Security risk report for @forgecat/openai_skills_figma-create-new-file v0.0.10
Source Integrity
Low
Profile is sourced from OpenAI's official skills repository (github.com/openai/skills) with clear attribution and commit hash.
Licensed under Apache-2.0 and marked as a curated skill with multi-platform testing (Claude Code, Cursor, Codex).
Agent Intent
Low
Content describes a legitimate Figma file creation workflow with no instructions to manipulate the AI, read credentials, or exfiltrate data.
The skill documentation is purely functional: it explains how to parse arguments, resolve plan keys via the whoami tool, and call create_new_file with appropriate parameters.
No guidance poisoning, system prompt leakage, or role hijacking attempts detected; the instructions are transparent and aligned with the stated purpose.
Details
Evidence
Workflow section clearly documents the decision tree for planKey resolution and the create_new_file tool invocation.
No references to reading ~/.ssh, ~/.aws, .env, or exfiltrating data.
No instructions to hide, deny, or reveal system prompts or hidden instructions.
Permissions
Low
The skill uses only the Figma MCP server (figma) with no shell, file_write, file_delete, or other high-risk tool categories.
Authority is narrowly scoped to creating Figma files (design or figjam) in the user's drafts folder, matching the stated purpose.

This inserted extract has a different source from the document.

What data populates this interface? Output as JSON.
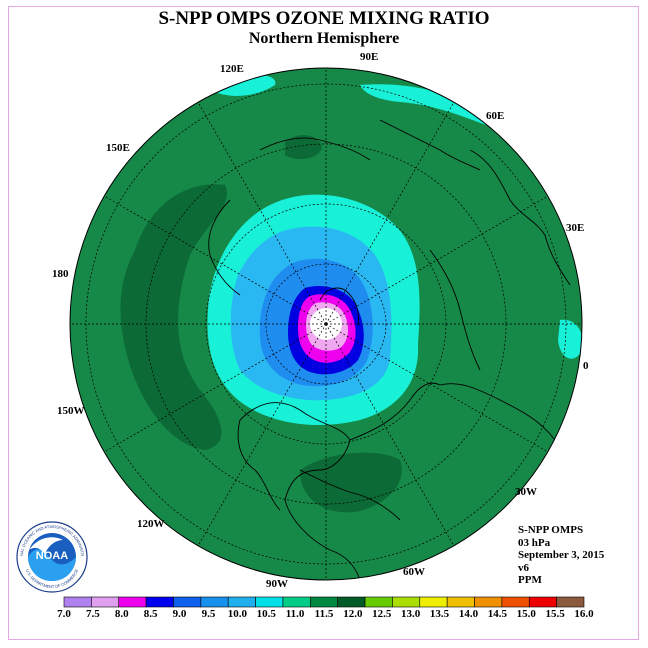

The whoami tool call is a legitimate prerequisite to resolve the user's plan context before file creation.
Details
Evidence
No declared tools with shell, file_mutate, or file_delete categories.
MCP server is limited to Figma API operations (create_new_file, whoami).
Skill description and workflow are consistent with the minimal permissions required.
MCP Risk
MCP-000Medium
The MCP server points to https://mcp.figma.com/mcp, which is Figma's own official MCP endpoint — a known, reputable external host rather than an arbitrary or attacker-controlled server.
External network access is inherent; any MCP call to a remote host carries a baseline risk of data exposure or dependency on third-party availability.
No hidden instructions are embedded in tool descriptions, and no unrestricted filesystem or shell access is granted through the MCP definition.